Chapter 3 explores the use of an antibody as a targeting agent for nanoparticles. Some antibodies of the IgG1 subtype are able to recruit natural killer cells that effect antibody dependent cellular cytotoxicity (ADCC) to kill the targeted cell to which the antibody is bound. There is evidence that the ADCC effect remains in antibody-drug conjugates, so we wanted to know whether the ADCC effect is preserved when the antibody is bound to a nanoparticle, which is a much larger and complex entity. We utilized antibodies against epidermal growth factor receptor with similar binding and pharmacokinetics, cetuximab and panitumumab, which differ in that cetuximab is an IgG1 and panitumumab is an IgG2 (which does not cause ADCC). Although a natural killer cell culture model showed that gold nanoparticles with a full antibody targeting agent can elicit target cell lysis, we found that this effect was not preserved in vivo. Whether this is due to the antibody not being accessible to immune cells or whether the natural killer cells are inactivated in a tumor xenograft remains unknown. It is possible that using a full antibody still has value if there are immune functions which are altered in a complex in vivo environment that are intact in an in vitro system, so the value of using a full antibody as a targeting agent versus using an antibody fragment or a protein such as transferrin is still open to further exploration.
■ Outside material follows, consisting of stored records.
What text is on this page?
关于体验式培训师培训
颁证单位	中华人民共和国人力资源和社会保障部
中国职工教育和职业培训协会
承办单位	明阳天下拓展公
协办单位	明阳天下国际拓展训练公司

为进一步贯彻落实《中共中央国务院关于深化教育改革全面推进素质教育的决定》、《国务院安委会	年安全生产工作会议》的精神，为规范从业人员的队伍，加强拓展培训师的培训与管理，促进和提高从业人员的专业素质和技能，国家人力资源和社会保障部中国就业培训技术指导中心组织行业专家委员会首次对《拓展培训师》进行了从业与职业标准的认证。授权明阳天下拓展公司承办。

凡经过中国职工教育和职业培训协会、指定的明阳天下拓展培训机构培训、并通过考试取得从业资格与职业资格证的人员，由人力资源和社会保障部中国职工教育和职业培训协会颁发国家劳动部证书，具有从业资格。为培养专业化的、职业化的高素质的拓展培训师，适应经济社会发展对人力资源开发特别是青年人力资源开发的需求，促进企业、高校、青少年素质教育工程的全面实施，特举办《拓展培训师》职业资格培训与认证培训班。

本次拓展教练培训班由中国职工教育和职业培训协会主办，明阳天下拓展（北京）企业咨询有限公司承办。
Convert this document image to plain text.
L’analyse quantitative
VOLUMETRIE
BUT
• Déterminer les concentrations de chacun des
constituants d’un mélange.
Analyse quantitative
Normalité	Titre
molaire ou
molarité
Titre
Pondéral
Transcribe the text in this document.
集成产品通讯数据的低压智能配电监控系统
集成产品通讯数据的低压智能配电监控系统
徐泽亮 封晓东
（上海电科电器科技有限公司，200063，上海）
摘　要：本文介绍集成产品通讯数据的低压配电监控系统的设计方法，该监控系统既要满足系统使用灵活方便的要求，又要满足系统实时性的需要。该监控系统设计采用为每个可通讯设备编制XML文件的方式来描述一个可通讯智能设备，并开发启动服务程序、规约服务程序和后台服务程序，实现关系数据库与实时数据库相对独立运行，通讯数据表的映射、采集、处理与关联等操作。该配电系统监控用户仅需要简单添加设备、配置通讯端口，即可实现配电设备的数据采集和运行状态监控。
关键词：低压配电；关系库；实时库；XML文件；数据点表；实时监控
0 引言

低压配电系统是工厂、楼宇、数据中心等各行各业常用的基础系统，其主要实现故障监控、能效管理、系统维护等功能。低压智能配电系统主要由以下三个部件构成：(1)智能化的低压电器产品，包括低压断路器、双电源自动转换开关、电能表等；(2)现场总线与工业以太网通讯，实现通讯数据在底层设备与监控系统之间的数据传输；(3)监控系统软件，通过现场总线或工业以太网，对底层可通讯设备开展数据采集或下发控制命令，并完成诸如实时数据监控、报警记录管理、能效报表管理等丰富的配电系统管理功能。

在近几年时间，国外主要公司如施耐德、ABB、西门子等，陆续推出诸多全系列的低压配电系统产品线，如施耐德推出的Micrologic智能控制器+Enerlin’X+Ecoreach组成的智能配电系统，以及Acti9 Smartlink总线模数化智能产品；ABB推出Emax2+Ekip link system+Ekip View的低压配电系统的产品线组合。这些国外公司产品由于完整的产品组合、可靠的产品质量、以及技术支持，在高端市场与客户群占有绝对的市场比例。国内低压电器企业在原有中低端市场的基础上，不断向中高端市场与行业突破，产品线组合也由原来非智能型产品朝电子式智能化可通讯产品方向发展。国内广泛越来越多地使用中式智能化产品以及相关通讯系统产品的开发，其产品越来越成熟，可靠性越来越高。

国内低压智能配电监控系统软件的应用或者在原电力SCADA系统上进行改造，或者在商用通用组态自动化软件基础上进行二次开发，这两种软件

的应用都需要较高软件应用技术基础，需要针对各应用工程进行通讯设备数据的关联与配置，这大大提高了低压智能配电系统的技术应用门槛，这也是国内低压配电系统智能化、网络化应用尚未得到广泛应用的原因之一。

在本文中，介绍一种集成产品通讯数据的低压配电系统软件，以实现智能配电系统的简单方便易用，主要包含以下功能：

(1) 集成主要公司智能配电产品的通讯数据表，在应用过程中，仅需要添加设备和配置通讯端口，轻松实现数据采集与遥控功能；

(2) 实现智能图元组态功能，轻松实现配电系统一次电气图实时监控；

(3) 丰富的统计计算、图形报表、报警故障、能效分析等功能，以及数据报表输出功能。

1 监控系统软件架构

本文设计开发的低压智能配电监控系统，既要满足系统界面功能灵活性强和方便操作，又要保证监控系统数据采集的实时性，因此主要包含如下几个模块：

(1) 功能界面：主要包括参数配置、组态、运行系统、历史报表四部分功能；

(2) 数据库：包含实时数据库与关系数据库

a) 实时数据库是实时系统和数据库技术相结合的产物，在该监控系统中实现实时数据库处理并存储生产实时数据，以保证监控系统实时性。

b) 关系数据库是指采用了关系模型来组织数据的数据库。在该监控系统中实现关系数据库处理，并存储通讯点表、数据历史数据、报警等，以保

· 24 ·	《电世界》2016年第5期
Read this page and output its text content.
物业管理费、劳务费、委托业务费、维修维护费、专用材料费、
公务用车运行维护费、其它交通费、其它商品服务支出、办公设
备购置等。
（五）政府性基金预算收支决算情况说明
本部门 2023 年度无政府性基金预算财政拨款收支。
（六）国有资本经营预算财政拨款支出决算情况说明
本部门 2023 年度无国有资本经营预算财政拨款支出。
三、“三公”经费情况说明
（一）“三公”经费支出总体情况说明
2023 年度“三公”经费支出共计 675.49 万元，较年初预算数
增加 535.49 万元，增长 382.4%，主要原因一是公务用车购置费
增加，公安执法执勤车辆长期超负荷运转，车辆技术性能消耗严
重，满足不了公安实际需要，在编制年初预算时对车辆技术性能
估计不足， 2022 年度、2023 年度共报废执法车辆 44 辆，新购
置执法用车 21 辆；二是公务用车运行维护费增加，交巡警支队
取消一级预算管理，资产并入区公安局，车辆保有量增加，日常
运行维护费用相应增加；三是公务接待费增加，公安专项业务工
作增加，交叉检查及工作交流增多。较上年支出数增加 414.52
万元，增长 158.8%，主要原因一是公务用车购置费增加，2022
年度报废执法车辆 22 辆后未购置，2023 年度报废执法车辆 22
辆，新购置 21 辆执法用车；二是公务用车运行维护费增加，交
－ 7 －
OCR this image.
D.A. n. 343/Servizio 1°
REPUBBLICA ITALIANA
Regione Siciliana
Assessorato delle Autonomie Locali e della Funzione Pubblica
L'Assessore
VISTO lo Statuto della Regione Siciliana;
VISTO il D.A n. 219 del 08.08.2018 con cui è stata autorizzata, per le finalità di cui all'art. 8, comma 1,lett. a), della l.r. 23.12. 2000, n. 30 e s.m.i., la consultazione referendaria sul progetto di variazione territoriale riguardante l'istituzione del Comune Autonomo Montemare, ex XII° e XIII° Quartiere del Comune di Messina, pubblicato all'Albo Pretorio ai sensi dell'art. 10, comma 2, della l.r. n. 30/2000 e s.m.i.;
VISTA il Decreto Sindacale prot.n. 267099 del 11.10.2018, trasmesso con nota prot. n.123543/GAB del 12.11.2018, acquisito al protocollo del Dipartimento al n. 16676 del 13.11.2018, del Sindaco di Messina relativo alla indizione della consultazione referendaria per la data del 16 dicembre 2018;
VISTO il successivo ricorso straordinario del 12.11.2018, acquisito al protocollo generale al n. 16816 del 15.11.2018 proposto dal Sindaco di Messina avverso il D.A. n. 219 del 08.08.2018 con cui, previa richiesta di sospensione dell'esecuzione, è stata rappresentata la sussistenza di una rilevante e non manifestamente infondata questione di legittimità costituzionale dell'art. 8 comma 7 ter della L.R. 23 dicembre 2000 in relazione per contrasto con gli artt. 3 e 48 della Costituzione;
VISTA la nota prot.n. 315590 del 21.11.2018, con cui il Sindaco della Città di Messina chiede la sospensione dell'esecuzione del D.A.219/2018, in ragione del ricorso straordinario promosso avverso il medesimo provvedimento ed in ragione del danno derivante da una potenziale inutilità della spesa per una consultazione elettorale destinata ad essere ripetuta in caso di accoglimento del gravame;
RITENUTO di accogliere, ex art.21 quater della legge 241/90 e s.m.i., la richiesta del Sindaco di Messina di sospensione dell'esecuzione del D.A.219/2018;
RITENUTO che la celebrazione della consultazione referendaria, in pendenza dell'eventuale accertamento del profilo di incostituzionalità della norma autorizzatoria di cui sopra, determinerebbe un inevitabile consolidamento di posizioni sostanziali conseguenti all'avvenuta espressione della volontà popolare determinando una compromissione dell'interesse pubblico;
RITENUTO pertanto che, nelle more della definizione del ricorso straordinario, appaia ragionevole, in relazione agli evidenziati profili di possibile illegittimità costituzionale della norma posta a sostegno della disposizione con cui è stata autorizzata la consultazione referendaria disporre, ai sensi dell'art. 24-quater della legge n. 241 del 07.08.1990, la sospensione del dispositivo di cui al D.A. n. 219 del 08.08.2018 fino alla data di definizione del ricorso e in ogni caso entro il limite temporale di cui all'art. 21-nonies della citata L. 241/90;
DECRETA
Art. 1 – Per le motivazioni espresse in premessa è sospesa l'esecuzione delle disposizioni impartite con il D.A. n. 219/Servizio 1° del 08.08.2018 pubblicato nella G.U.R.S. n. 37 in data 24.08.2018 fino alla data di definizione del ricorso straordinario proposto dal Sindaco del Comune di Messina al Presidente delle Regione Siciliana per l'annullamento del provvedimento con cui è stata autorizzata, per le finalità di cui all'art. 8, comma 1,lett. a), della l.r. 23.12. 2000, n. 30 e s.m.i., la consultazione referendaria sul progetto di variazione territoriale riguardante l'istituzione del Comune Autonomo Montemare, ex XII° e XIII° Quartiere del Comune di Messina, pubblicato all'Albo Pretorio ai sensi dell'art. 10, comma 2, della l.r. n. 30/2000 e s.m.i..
In chapter 4, nanoparticle targeting and endosomal escape are further discussed with respect to the cMAP nanoparticle system. A diboronic acid entity, which gives an order of magnitude greater binding (than boronic acid) to cMAP due to the vicinal diols in mucic acid, was synthesized, attached to 5kD or 10kD PEG, and conjugated to either transferrin or cetuximab. A histidine was incorporated into the triblock polymer between cMAP and the PEG blocks to allow for siRNA endosomal escape. Nanoparticle size remained 30-40 nm with a slightly negative ca. -3 mV zeta potential with the triblock polymer containing histidine and when targeting agents were added. Greater mRNA knockdown was seen with the endosomal escape mechanism than without. The nanoparticle formulations were able to knock down the targeted mRNA in vitro. Mixed effects suggesting function were seen in vivo.

Chapter 5 summarizes the project and provides an outlook on siRNA delivery as well as targeted combination therapies for the future of personalized medicine in cancer treatment.